Dies geschah, und dann fuhr der junge Scheik fort:

»Ich muß Euch noch darauf aufmerksam machen, daß der Bruch des Ehrenwortes bei uns ein todeswürdiges Verbrechen ist. Haltet Ihr nicht Wort, so kann ein Jeder Euch tödten. Es wird gut sein, wenn Ihr Euch dies zu Herzen nehmt. Jetzt sind wir fertig. Vielleicht geht Ihr zur Ruhe, um Euch im Schlafe für die morgende weite Reise zu stärken.
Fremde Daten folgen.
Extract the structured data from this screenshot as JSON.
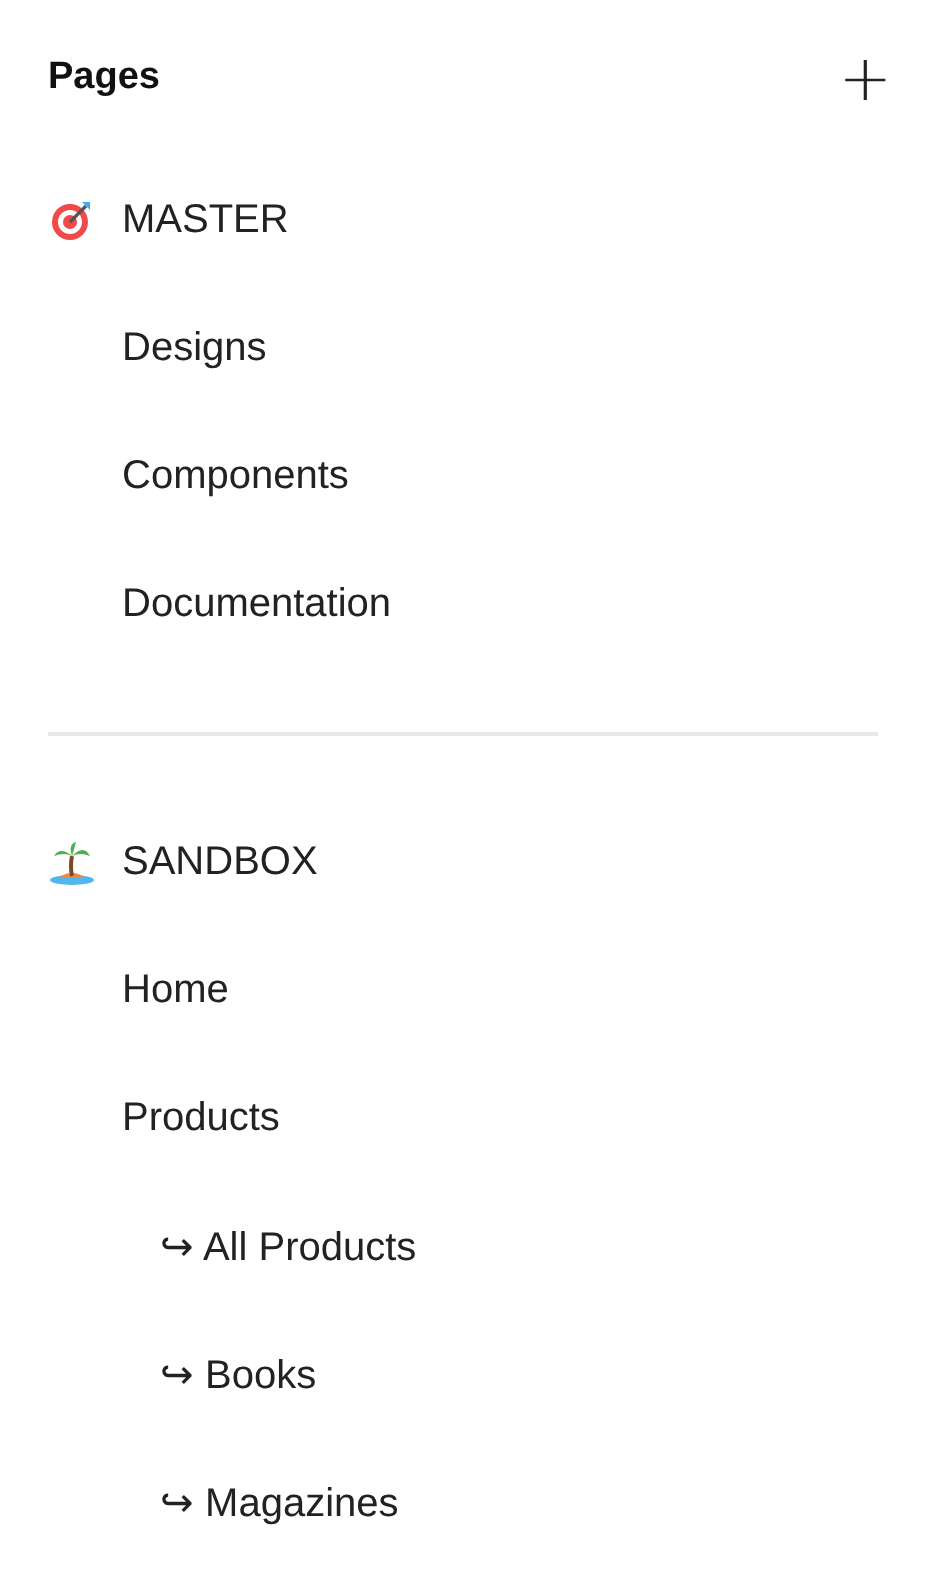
{
  "header": {
    "title": "Pages",
    "add_button": "+"
  },
  "groups": [
    {
      "title": "MASTER",
      "pages": [
        {
          "label": "Designs"
        },
        {
          "label": "Components"
        },
        {
          "label": "Documentation"
        }
      ]
    },
    {
      "title": "SANDBOX",
      "pages": [
        {
          "label": "Home"
        },
        {
          "label": "Products",
          "children": [
            {
              "label": "↪ All Products"
            },
            {
              "label": "↪ Books"
            },
            {
              "label": "↪ Magazines"
            }
          ]
        }
      ]
    }
  ]
}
Allah gebe Euch Frieden!«

Dieser Wink war deutlich, und so zogen sich die Beiden zurück, nicht sehr erbaut von der Rolle, welche sie hier gespielt hatten. Desto zufriedener mit seinem Erfolge aber war Steinbach. Dies sagte auch Normann, den er jetzt wieder aufsuchte.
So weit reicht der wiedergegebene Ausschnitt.